Some of this can be remedied by expectation from the employer.  Not everyone can be the verbose sales manager that wins over a room with his/her personality and charisma.  Not having those traits does not make someone a less desirable candidate.  Can you imagine an office full of Michael Scotts or Chris Varicks or Joe Isuzus? (Google them if you don't know).  It would be way too much.  Superstars run the gamut of personality and approach, but can still produce results.  Dig deeper in interviews; be situational and behavioral in questioning.  This is where the work should happen in bringing the right people on board.

Another part of this can be remedied by each and everyone of us.  We've got to work harder.  I'm serious.  There are millions of us who've been infected with the entitlement bug.  Take some antibiotics and move on.  We deserve what we really work for.  One of my favorite business biographies is about Hershey's. Milton Hershey failed seven times in business creation and went bankrupt a couple of times.  And yet, he awoke each day determined to make what he knew would work.  He refined candy making processes, he sought out better ingredients and he went door to door and in every venue he could to showcase his results.  He worked hard for his success.

I know that there are some of you reading this who are already traveling this road and have this perspective.  I see the work you do and I know the results are measurable and real.  Allow me to say "Bravo" for not only your work, but for your example to others.  You are most appreciated and very much needed in our businesses.
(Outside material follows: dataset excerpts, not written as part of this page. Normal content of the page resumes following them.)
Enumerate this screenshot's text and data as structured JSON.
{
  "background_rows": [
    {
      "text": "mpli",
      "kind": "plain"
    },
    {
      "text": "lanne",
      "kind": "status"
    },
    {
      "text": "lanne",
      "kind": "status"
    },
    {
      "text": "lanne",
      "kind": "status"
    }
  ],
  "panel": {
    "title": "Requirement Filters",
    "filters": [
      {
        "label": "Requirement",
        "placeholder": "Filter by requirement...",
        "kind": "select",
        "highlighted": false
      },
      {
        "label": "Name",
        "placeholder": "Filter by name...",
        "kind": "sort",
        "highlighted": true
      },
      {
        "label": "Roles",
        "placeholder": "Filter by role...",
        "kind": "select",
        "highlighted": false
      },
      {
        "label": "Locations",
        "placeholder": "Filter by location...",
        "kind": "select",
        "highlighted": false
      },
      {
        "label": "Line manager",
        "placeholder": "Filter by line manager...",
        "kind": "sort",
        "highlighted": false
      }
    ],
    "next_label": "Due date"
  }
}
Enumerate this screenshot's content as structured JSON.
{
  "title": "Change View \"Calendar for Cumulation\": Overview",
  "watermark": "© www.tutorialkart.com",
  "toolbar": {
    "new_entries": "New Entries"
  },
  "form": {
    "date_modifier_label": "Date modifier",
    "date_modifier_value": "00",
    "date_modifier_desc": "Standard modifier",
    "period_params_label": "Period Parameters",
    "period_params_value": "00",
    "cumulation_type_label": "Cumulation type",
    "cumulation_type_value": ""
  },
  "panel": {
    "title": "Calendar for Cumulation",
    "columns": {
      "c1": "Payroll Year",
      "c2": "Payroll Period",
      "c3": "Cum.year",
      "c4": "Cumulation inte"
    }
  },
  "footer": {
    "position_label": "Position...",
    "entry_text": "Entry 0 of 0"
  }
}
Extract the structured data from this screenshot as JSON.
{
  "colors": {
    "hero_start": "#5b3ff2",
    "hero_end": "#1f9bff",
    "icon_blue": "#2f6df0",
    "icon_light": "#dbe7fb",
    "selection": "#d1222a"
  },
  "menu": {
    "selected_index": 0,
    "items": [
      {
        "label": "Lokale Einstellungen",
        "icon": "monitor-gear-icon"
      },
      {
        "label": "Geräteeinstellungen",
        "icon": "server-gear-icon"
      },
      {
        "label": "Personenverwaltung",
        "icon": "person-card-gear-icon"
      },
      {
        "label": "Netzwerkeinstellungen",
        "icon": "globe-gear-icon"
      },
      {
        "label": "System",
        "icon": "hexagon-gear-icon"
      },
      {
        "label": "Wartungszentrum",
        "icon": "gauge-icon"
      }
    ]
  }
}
For those who will take the time to reflect on this, perhaps it will inspire you to take some action steps.  Have you gotten a bit lazy in your work ethic?  Is there an entitlement issue at the core?  Identify, create a remedy process and seek out accountability in a trusted business friend.  Hold yourself to the highest standard you can; forget about what everyone else is doing or isn't doing.

I believe in working hard.  We work hard to earn a decent living.  We work hard to set an example for future generations so they'll know what it takes to maintain and surpass.  We work hard to influence societal greatness.  We have done it and we can work to do it again.